Completely computer-focused ultrasound imaging. First clinical imaging results.

Abstract

Completely computer-focused ultrasound imaging has been achieved using the UHB (ultrasound holographic B) method. This is a synthetic aperture method that combines ultrasonic holography and the conventional B-scan method. A wide-angle ultrasound burst (4 MHz) is transmitted into the object and the reflected echoes are measured as a function of the propagation time, but both the amplitude and phase angle are recorded, giving multiple one-dimensional holograms in a cross-sectional plane. This UHB data is rearranged to obtain one-dimensional wave fields, which represent the wave fronts reflected from each depth. The image is then reconstructed by propagating these wave fields backward to their original positions on the image using Fourier transform, a spectrum shift theorem, and inverse Fourier transform. The whole UHB image is obtained by calculating the intensity lines from these wave fields and by scanning these lines one by on the cathode ray tube (CRT) monitor. Following extensive laboratory testing with single and multielement transducers, special 32- and 64-element linear array transducers were fabricated, as was computer software capable of producing a UHB image in 40 seconds.
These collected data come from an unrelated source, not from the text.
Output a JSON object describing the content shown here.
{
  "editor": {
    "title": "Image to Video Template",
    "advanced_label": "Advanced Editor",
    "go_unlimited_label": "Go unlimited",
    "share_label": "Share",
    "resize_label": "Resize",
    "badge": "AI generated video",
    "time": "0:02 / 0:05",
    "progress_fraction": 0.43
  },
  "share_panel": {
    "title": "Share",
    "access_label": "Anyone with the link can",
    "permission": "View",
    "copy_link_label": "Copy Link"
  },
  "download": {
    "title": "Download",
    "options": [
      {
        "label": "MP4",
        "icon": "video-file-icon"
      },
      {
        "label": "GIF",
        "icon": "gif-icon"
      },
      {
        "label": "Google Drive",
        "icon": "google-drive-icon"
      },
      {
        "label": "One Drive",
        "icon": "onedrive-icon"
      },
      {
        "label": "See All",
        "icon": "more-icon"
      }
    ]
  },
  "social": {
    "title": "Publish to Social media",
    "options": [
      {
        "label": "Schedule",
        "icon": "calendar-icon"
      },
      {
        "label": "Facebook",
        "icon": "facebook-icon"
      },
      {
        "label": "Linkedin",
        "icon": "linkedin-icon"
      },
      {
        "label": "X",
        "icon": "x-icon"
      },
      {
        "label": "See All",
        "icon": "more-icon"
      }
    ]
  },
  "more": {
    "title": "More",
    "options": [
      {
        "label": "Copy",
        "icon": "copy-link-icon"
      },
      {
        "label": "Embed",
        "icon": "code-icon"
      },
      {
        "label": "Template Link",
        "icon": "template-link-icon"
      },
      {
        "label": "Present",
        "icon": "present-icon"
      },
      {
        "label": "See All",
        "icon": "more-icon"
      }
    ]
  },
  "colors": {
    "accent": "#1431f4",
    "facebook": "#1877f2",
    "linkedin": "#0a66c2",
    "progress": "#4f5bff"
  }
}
Tissue imaging tests followed by clinical imaging of 30 patients showed that images obtained with this prototype compared favorably with those obtained by state-of-the-art conventional ultrasound scanners. The potential advantages of the new method are enhanced lateral resolution and the incorporation of phase information in tissue characterization. This would be important in diagnostic and intraoperative, especially neurosurgical, imaging.